Gaming platform - Games Industry Lens

Gaming platform

Video games are developed to be played on a gaming platform that provides a player experience, which is usually comprised of client input controls, graphics, client software (known as the game client) and hardware, and in some cases platform-exclusive features to support gameplay.

Gaming platforms are generally delineated into the following categories:

  • Consoles – Purpose-built entertainment systems that are designed for playing games, which include popular examples such as Sony PlayStation, Microsoft Xbox, and Nintendo Switch. Consoles provide the ability to play games by installing physical or digitally distributed game content onto the console hardware that is manufactured by the gaming platform provider. Using this definition, a console might be handheld, such as the Nintendo Switch, or stationary and intended to be used in a home entertainment scenario, such as an Xbox or PlayStation.

  • Personal computer (PC) games – Games that are played using computer software that is installed onto a client machine that can be customized by the player. For this reason, PC gaming is popular among players because of the flexibility and control that it provides.

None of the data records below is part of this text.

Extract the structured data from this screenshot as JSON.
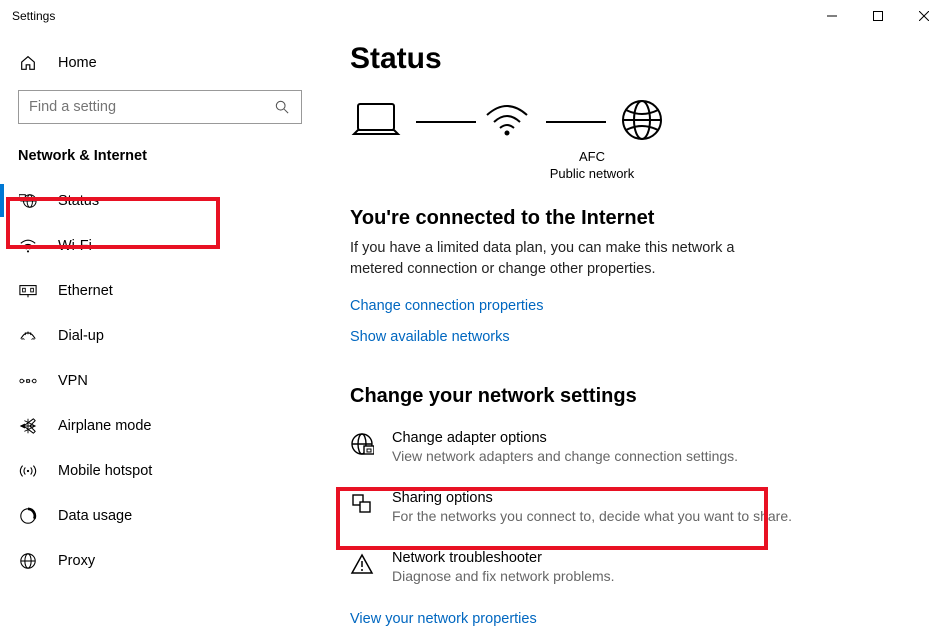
{
  "window": {
    "title": "Settings"
  },
  "sidebar": {
    "home_label": "Home",
    "search_placeholder": "Find a setting",
    "section_label": "Network & Internet",
    "items": [
      {
        "label": "Status",
        "icon": "globe-status"
      },
      {
        "label": "Wi-Fi",
        "icon": "wifi"
      },
      {
        "label": "Ethernet",
        "icon": "ethernet"
      },
      {
        "label": "Dial-up",
        "icon": "dialup"
      },
      {
        "label": "VPN",
        "icon": "vpn"
      },
      {
        "label": "Airplane mode",
        "icon": "airplane"
      },
      {
        "label": "Mobile hotspot",
        "icon": "hotspot"
      },
      {
        "label": "Data usage",
        "icon": "data-usage"
      },
      {
        "label": "Proxy",
        "icon": "globe"
      }
    ]
  },
  "content": {
    "title": "Status",
    "net_name": "AFC",
    "net_type": "Public network",
    "connected_heading": "You're connected to the Internet",
    "connected_body": "If you have a limited data plan, you can make this network a metered connection or change other properties.",
    "change_props_link": "Change connection properties",
    "show_networks_link": "Show available networks",
    "settings_heading": "Change your network settings",
    "options": [
      {
        "title": "Change adapter options",
        "desc": "View network adapters and change connection settings."
      },
      {
        "title": "Sharing options",
        "desc": "For the networks you connect to, decide what you want to share."
      },
      {
        "title": "Network troubleshooter",
        "desc": "Diagnose and fix network problems."
      }
    ],
    "view_props_link": "View your network properties"
  }
}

  • Web games – Games that are designed to be played using a web browser, and which usually provide the benefit of enabling a player to access the game across platforms (cross-platform) by default as web browsers can be installed on many different types of devices.

  • Mobile games – Games that are developed to be played on a mobile phone, usually with a smart phone operating system, such as iOS or Android. Mobile games are usually downloaded from a digital app store and installed onto the phone.

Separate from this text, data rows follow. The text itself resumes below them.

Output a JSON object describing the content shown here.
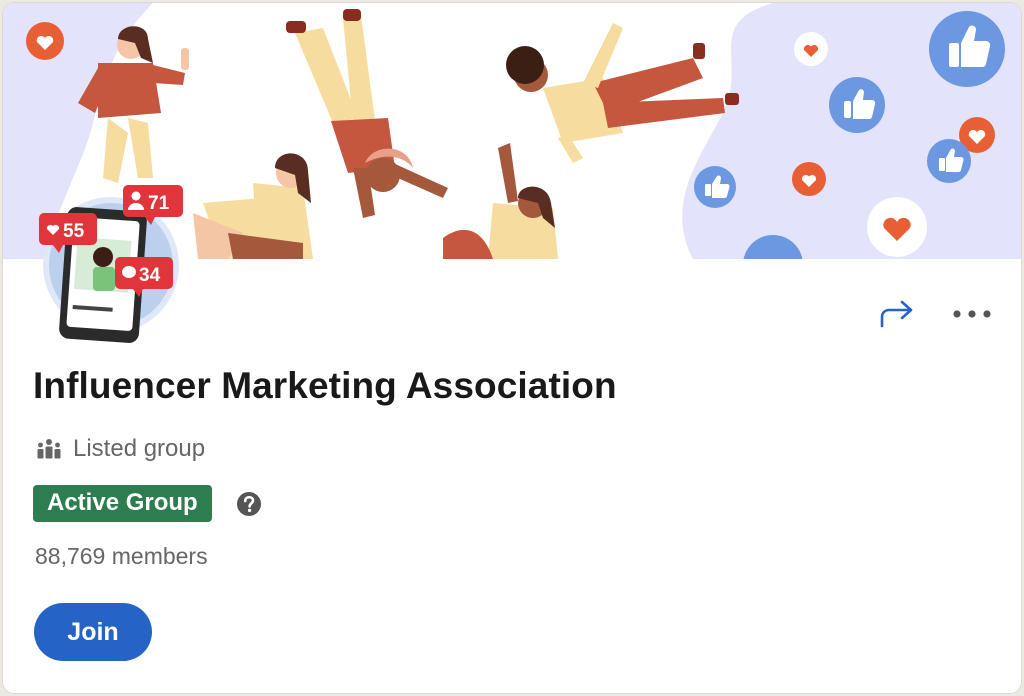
{
  "group": {
    "name": "Influencer Marketing Association",
    "privacy": "Listed group",
    "status_badge": "Active Group",
    "members": "88,769 members"
  },
  "actions": {
    "join_label": "Join",
    "share_icon": "share-arrow-icon",
    "more_icon": "more-horizontal-icon",
    "help_icon": "question-circle-icon"
  },
  "avatar": {
    "likes": "55",
    "followers": "71",
    "comments": "34"
  },
  "colors": {
    "accent": "#2564c6",
    "badge": "#2e7d50",
    "heart": "#e85f35",
    "notification": "#e0353a",
    "banner_lavender": "#e3e3fb",
    "thumb_blue": "#6b98e0"
  }
}
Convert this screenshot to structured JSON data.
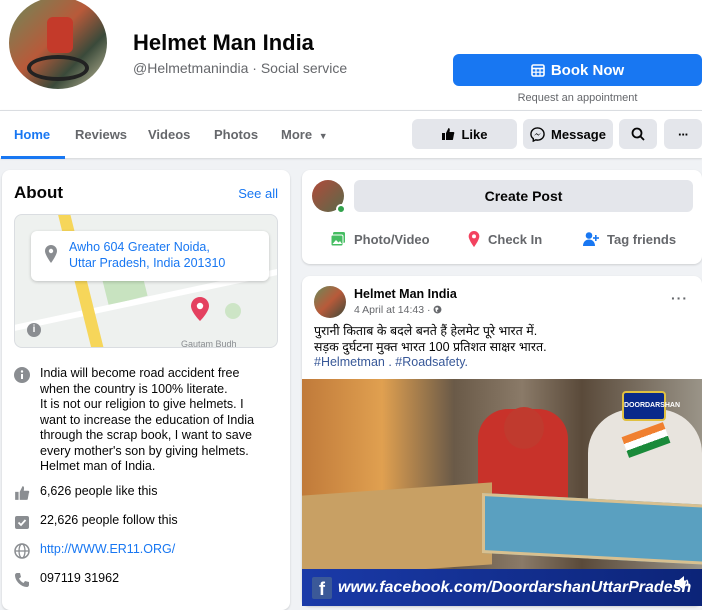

In addition to the above platforms, there are also nascent platforms that are still relatively new and growing, but have much smaller market share compared to the more predominant platforms. Examples of gaming platforms in this category include augmented reality (AR), virtual reality (VR), and game streaming, which is sometimes referred to as cloud gaming. Game streaming involves rendering the gameplay in the cloud and streaming to a thin client, typically a web browser. Game streaming allows a player to play a game that is entirely hosted remotely, typically in the cloud by a game streaming service provider. In game streaming, the player connects to a cloud-based game through a web browser or a thin client provided by the cloud gaming service provider (gaming platform).